Dans les officines, magasins d’optique et centres d’audioprothèse, le contrat à durée déterminée reste un outil de flexibilité courant. Remplacement d’un congé maternité, surcroît saisonnier lié aux équipements solaires, renfort avant un inventaire : les motifs ne manquent pas.
Mais le renouvellement de CDD obéit à des règles strictes. En effet, employeurs comme salariés doivent connaître les limites posées par le Code du travail pour éviter une requalification en CDI, lourde de conséquences financières et organisationnelles.
Renouvellement de CDD : le cadre légal applicable
Le Code du travail autorise le renouvellement d’un CDD à terme précis, dans la limite de deux renouvellements. Concrètement, un contrat initial peut donc être prolongé deux fois, à condition que la durée totale ne dépasse pas 18 mois dans la plupart des cas.
Par ailleurs, le renouvellement doit faire l’objet d’un avenant écrit, signé avant l’échéance du contrat initial. Ainsi, un avenant signé après le terme expose l’employeur à une requalification automatique en CDI selon la jurisprudence constante de la Cour de cassation.
En revanche, le renouvellement se distingue de la succession de contrats. Notamment, enchaîner plusieurs CDD distincts sur un même poste impose le respect d’un délai de carence, sauf exceptions limitativement énumérées par l’article L1244-4 du Code du travail.
Pour le détail des règles, consultez la fiche officielle sur service-public.fr ou directement le texte sur Légifrance.

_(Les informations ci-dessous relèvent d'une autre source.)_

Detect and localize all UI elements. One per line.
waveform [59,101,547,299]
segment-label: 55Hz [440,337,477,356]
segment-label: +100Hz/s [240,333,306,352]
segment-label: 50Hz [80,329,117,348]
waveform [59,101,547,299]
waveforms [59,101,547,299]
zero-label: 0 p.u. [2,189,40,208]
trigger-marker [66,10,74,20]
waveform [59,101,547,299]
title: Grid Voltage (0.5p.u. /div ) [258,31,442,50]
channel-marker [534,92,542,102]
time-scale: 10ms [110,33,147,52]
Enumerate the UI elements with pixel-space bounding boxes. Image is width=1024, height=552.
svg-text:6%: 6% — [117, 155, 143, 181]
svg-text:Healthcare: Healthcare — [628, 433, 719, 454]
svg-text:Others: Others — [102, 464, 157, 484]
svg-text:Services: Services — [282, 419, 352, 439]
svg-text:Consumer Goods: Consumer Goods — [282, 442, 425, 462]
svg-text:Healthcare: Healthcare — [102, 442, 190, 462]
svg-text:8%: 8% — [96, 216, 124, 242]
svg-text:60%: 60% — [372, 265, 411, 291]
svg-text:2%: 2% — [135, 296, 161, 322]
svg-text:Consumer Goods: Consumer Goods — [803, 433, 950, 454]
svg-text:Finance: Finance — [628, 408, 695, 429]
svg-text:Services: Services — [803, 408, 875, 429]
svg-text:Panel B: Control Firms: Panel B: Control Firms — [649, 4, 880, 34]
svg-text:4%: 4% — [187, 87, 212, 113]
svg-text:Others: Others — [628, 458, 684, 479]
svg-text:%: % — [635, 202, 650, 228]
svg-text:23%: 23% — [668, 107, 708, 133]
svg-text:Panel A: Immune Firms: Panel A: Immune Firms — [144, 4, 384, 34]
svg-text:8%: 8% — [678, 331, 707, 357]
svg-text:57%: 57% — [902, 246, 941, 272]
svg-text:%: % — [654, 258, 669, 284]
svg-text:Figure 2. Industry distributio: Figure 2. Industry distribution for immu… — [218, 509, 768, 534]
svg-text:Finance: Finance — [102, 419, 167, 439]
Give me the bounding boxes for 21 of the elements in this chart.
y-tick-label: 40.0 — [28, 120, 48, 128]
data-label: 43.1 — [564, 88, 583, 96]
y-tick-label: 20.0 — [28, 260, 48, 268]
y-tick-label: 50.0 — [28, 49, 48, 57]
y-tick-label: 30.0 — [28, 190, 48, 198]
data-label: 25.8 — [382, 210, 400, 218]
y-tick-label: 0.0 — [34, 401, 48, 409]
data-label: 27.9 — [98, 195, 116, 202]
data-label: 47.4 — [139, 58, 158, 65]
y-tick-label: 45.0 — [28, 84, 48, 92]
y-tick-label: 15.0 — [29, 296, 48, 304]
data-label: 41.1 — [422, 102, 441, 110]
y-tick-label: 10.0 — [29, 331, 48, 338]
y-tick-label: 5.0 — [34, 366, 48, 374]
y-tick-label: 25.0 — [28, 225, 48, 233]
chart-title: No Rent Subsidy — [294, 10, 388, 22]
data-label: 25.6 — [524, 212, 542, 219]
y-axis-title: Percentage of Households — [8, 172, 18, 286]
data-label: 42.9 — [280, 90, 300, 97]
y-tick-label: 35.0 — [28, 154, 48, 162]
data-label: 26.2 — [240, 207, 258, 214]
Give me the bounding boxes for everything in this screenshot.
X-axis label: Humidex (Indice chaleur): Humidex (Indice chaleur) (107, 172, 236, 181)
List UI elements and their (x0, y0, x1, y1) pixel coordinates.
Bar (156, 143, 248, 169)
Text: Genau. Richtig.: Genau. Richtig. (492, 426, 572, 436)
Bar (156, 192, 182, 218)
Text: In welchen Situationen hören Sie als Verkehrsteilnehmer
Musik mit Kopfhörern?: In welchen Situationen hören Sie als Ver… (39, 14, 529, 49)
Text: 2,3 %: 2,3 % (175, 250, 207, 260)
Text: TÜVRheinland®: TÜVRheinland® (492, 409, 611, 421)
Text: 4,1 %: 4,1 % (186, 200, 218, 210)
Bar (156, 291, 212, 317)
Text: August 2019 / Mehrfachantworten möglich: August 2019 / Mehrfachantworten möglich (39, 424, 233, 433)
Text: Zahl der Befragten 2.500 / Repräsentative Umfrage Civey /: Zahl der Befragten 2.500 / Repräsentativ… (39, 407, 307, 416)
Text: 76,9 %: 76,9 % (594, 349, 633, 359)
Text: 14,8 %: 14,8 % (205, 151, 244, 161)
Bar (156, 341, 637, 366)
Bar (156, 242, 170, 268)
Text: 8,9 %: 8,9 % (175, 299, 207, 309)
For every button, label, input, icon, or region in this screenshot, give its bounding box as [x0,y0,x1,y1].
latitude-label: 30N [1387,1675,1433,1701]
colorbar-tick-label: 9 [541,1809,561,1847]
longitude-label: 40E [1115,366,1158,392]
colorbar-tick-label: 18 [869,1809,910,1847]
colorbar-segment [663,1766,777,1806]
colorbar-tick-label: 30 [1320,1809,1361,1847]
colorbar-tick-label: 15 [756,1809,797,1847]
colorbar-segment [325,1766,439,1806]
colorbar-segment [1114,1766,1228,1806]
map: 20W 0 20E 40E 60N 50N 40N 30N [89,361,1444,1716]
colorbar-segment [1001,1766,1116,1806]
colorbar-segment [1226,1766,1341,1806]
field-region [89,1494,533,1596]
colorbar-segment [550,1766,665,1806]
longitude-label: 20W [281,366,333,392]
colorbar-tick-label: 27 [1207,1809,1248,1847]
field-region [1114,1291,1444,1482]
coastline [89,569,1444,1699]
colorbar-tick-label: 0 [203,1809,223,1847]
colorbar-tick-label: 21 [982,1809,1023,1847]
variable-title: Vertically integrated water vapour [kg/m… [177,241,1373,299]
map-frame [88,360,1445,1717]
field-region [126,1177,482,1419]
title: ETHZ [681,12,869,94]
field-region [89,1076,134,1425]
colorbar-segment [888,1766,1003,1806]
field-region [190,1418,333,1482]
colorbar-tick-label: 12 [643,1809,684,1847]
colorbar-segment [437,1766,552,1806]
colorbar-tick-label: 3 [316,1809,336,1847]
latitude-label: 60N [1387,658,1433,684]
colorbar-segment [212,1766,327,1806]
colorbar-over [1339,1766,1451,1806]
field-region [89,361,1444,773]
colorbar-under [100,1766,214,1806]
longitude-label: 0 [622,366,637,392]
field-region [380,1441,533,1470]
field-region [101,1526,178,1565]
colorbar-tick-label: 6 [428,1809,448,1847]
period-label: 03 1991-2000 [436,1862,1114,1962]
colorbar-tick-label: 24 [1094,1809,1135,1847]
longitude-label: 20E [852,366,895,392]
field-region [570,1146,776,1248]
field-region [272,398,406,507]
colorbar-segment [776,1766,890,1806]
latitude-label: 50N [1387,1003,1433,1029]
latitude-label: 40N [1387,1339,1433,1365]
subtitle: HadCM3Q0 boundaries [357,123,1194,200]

Ce que l’employeur peut faire, et ce qui lui est interdit
L’employeur peut renouveler un CDD pour le même motif que celui ayant justifié le contrat initial. Par exemple, prolonger un remplacement de salariée en congé parental reste possible si l’absence se poursuit.
En outre, il peut adapter certaines clauses lors du renouvellement : durée, horaires, voire rémunération à la hausse. Cependant, le motif de recours initial ne peut pas être modifié. Changer de motif impose la signature d’un nouveau contrat, avec délai de carence applicable.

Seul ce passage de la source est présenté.